A Japanese employee uses a high pressure washer on a truck at Sagami Depot.

A Japanese employee uses a high pressure washer on a truck at Sagami Depot. (Jim Schulz / S&S)

As commander of the 35th Supply and Service Battalion at Sagami Depot, Lt. Col. Mary Whitworth had dual goals: To look at both the past and future.

She relied on history to familiarize her soldiers with their unit’s traditions of service and honor — while setting the stage for the battalion’s modernization in the wake of Sept. 11.

Whitworth, who functions as the installation commander, is moving on to teach at the U.S. Army Command and General Staff College at Fort Leavenworth, Kansas. She’ll hand over command to Lt. Col.

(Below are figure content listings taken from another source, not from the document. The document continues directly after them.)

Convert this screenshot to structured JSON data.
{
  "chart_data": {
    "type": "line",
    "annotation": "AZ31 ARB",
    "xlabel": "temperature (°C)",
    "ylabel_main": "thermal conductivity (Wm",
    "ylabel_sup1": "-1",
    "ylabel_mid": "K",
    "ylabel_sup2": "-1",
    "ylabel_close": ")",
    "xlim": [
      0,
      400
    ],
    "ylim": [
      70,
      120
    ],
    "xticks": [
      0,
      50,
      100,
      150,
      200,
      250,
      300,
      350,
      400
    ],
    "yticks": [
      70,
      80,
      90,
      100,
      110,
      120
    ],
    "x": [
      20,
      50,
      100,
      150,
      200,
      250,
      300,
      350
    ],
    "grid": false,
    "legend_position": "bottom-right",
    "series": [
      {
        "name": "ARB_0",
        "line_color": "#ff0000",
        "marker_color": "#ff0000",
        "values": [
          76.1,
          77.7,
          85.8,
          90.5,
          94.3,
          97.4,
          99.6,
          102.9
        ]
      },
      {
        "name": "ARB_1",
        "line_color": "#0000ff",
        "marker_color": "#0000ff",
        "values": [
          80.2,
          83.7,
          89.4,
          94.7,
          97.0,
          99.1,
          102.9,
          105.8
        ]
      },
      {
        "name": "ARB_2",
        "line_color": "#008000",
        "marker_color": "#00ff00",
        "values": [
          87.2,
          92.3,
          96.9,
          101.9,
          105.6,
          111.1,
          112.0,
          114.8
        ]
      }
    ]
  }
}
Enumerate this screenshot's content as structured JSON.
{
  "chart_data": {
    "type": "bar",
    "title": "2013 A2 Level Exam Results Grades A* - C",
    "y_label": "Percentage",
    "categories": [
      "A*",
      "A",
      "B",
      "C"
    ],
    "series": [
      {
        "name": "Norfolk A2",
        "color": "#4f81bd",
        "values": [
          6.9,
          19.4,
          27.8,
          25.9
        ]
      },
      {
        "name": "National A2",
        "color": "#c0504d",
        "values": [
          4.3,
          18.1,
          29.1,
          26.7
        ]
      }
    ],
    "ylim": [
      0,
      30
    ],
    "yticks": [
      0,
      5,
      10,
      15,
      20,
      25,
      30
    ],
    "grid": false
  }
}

Lee Stockland during a ceremony today at Sagami Depot.

Whitworth leaves Stockland, who joins the battalion from the U.S. Strategic Command at Offutt Air Force Base, Neb., a series of improvements to both the installation’s buildings and quality of life.

During the past two years, Whitworth made it her project to discover the histories of both the depot and the battalion. Today, murals lining the walls of the headquarters building depict those events.

One result: “She’s taught the soldiers to have pride in the unit they belong to,” said Scott Oestringer, the depot’s installation manager. “She’s been a great mentor.”

Whitworth also helped create the Sagami Samurai Society, designed to uphold the battalion’s traditions and lineage and build unit cohesion. Membership requires eating a live goldfish — which represent war gods — and drinking a symbolic tea that includes 7-Up, to embody the seven Army values.

The 35th Supply and Service Battalion, part of the Okinawa-based 10th Area Support Group, boasts about 70 soldiers and U.S. civilians and hundreds of Japanese contract employees. Sagami Depot, sitting a few miles from Camp Zama, is home to 88 families and just a few single people, all officers or civilians.

To improve life there, Whitworth found an unused building on base that could replace the shoppette, which almost closed. It went from operating five days a week to seven.

She spearheaded the renovation of a chapel to bring church services to the post for the first time in years. Services now are held twice a month.

Whitworth credits her command for the improvements. As part of U.S. Army Japan, Sagami shares funding with Sagamihara Housing Area and Camp Zama.

“With Gen. Miller [Maj. General Thomas Miller, commander of USARJ] came a philosophy of equality that was a really great change for us,” she said.

Stockland agrees.

“I’m absolutely excited to be here,” he said. “This is a great battalion with great leaders.”